By Justine Griffin for the Tampa Bay Times
TAMPA — At first glance, it’s a typical office with more than a dozen cubicles under florescent lights. The operators wear headsets and stare into computer screens, some tinkering with handheld toys, others browsing Facebook or chatting with colleagues when the phones go quiet. The faint sound of tapping keyboards is nearly constant.
Then a burst of classical music plays — loudly — and the energy in the room goes still.
Along the cubicles, their eyes shift to one another until someone speaks up.

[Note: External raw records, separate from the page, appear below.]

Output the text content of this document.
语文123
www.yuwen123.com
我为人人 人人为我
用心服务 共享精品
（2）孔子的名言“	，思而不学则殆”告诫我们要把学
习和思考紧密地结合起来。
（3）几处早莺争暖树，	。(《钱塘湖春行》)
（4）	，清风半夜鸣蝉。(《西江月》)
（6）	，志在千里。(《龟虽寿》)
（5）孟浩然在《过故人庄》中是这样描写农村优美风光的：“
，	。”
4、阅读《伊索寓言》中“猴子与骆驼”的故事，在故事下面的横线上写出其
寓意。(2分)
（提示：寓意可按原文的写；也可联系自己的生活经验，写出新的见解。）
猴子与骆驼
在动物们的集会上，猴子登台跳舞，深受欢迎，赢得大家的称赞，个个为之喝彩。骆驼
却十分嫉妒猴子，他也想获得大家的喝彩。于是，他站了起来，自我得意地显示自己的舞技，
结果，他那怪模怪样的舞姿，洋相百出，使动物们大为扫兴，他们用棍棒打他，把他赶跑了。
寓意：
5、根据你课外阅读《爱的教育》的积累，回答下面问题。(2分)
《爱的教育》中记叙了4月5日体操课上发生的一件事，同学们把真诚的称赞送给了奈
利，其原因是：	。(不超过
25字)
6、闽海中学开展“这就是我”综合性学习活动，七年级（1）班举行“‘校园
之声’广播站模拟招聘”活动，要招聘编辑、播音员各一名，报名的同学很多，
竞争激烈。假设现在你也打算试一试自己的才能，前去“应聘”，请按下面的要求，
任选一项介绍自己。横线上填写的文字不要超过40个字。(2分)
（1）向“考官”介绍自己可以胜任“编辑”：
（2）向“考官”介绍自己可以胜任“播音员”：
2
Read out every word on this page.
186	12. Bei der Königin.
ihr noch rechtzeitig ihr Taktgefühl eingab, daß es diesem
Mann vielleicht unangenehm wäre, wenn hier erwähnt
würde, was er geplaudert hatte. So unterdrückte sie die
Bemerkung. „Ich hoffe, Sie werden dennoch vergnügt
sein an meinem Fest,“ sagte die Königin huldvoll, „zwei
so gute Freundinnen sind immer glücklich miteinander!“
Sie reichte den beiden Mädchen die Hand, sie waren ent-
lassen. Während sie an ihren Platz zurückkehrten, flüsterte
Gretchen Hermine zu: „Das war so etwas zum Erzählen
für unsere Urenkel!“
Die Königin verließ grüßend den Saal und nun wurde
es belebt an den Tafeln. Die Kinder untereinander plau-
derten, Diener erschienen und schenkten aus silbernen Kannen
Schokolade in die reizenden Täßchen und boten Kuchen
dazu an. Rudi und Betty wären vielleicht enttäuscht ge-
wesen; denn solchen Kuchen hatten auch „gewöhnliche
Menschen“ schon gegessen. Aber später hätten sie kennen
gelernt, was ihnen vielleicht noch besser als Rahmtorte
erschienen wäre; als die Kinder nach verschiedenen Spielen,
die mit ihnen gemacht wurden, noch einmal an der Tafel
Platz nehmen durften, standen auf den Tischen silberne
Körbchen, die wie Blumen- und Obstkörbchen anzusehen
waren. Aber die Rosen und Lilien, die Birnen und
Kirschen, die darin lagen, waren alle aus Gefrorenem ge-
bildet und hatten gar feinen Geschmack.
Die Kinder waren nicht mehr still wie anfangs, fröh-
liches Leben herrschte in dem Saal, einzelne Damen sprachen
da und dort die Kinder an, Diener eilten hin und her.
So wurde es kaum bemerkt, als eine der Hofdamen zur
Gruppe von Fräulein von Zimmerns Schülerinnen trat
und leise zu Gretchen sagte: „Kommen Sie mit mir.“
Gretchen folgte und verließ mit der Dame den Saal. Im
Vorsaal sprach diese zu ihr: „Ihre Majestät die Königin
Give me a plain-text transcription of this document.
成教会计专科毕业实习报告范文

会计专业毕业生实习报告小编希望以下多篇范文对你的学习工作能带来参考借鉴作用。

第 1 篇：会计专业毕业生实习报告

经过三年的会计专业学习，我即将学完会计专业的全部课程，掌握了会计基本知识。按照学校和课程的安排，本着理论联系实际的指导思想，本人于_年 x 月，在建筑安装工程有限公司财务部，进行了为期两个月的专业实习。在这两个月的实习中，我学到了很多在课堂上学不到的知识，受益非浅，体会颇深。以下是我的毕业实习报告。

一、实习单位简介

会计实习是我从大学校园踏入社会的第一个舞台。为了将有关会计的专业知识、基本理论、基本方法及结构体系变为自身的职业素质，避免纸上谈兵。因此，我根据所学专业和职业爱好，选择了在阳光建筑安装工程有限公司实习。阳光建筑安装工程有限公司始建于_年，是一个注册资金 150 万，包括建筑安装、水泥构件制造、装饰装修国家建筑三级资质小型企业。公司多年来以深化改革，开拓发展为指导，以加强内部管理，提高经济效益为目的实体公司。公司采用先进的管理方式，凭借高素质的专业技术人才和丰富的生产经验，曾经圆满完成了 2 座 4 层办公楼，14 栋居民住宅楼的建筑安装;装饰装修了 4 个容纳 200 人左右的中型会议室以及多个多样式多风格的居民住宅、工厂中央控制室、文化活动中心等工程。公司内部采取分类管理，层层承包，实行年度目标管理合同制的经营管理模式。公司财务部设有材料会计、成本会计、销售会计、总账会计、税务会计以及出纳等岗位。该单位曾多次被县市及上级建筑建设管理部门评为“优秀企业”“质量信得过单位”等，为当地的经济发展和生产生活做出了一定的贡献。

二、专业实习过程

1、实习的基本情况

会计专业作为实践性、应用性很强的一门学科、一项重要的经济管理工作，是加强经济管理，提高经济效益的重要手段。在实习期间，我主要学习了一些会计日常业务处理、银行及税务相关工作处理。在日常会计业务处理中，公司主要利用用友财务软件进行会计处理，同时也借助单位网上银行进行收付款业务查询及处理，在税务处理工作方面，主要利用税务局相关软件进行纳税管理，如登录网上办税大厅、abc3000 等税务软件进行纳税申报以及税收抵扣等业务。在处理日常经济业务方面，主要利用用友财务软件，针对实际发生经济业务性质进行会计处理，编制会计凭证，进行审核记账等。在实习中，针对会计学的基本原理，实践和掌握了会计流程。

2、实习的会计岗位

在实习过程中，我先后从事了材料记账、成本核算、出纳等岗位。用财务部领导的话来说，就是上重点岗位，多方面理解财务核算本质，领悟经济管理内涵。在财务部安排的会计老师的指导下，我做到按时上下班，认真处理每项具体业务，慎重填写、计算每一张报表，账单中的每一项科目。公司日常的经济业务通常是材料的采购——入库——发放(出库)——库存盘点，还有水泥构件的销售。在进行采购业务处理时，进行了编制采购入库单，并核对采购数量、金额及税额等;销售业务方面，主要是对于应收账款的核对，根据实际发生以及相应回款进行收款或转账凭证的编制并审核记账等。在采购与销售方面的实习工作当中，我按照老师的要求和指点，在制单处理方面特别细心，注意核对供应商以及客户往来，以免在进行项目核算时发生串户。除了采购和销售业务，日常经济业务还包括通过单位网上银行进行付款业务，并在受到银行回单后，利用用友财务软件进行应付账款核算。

“I got it,” says Taylor Turosz.
The musical ringtone carries a particular urgency — that a call from the National Suicide Prevention Hotline has been routed here, to the Crisis Center of Tampa Bay. The center also handles a half-dozen other hotlines dealing with sexual assault, veterans issues and substance abuse, among other topics, but suicide calls take priority.
Suddenly, Turosz is talking to a man who says he’s holding a loaded gun. His sister just died; now he wants to die too.
Turosz pulls her knees up to her chest in the rolling office chair. She tucks a long strand of red hair behind her ear. The rings on her fingers clink against the keys as she takes notes, the letters on the screen spelling trouble on the other end of the line.
He felt like people are better off without him. He’s very distraught.
“Where are you now?” Turosz asks him more than once.
She speaks softly, calmly, maternally. But most of the time, Turosz, a 27-year-old University of South Florida student, just listens.
“I can hear that you’re really upset,” she tells him. “I want to understand what’s going on around you.”